TERRAFORMING MARS: An Investigation into the Feasibility of Transforming the Red Planet to Support a Biosphere

B. Kanda. (2021), JBIS, 74, pp.156-160

Refcode: 2021.74.156

Abstract:

“I think a future where we are a space-faring civilization and out there among the stars is infinitely more exciting and inspiring than one where we are not.” – Elon Musk. With a finite time period of habitability left on Earth before our home’s inevitable destruction, seeking alternative hosts for biology is of great importance for sustaining the existence of life and consciousness in our universe. Investigating and comparing the various proposed methods of terraforming Mars, this paper explores the prospect of transforming the terrestrial planet to support aerobic life, using current resources and technology.

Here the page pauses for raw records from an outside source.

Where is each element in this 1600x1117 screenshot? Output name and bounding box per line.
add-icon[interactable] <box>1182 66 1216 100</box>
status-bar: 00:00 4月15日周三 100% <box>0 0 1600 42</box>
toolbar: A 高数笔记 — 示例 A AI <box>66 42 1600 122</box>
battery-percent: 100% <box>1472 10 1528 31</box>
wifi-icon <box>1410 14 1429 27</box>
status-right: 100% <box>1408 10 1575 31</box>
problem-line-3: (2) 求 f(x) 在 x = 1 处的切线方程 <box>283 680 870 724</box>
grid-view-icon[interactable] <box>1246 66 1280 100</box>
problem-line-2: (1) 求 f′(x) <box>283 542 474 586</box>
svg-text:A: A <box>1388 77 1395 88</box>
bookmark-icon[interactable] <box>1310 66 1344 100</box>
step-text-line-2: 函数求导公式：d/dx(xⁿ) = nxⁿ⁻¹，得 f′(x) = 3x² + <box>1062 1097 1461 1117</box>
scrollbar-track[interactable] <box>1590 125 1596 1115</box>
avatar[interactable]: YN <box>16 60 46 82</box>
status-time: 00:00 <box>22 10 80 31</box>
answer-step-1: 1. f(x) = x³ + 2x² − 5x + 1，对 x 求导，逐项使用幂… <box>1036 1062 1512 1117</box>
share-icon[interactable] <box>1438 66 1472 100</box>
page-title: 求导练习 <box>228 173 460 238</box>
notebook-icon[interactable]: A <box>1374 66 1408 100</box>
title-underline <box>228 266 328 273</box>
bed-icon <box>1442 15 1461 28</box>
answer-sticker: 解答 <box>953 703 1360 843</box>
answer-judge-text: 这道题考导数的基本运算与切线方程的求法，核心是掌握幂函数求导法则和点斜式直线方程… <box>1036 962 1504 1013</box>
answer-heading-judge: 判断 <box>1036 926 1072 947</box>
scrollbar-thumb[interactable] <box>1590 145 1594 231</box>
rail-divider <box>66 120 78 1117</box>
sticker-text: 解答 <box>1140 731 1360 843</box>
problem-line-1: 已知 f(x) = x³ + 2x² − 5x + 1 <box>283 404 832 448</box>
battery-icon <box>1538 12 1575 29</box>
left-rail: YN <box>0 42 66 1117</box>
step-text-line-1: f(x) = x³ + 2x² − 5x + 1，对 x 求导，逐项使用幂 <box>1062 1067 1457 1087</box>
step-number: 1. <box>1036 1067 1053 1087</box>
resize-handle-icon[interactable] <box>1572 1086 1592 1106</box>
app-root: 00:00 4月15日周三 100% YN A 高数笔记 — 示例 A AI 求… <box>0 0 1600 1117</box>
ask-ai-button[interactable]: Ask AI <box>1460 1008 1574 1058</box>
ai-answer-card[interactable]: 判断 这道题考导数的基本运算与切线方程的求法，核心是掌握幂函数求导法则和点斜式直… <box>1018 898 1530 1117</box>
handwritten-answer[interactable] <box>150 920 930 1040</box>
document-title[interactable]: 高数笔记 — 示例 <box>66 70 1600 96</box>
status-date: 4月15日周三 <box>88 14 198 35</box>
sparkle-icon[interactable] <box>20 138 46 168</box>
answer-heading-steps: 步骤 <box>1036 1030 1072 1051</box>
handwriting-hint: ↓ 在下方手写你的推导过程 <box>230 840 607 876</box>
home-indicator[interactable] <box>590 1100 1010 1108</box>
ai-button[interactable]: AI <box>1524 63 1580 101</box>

Potential mechanisms for forming a biosphere are discussed, with reference to their feasibility with our current launch and payload capabilities, including constructing large space-based mirrors, re-directing ammonia-abundant asteroids to the planet, releasing greenhouse gases artificially and reducing the reflectivity of the polar caps to trigger sublimation of frozen carbon dioxide. These techniques revolve around successful triggering of a runaway greenhouse effect, warming the planet sufficiently such that the frozen carbon dioxide and water ice within the polar caps begin to sublime and liquify. The carbon dioxide released would further contribute to the warming of the planet, triggering sublimation of additional carbon dioxide and generating a self-sustaining evaporation of the polar ice stores, thickening the atmosphere. This investigation concludes that generating artificial greenhouse gases, through sending small greenhouse gas factories to the Martian surface, is the most cost-effective and least resource-intensive method; strong greenhouse gases can be produced using materials already present in the Martian regolith and much of the technology required to achieve such a feat has already been demonstrated. However, this approach relies heavily on sufficient nitrogen already existing in the Martian soil and realistic means of releasing it on a mass scale. More on-site research is required to assess whether the quantity of nitrogen stored in the regolith is sufficient to form an atmosphere, potentially signifying the requirement of additional sources of nitrogen, such as ammonia-abundant asteroids.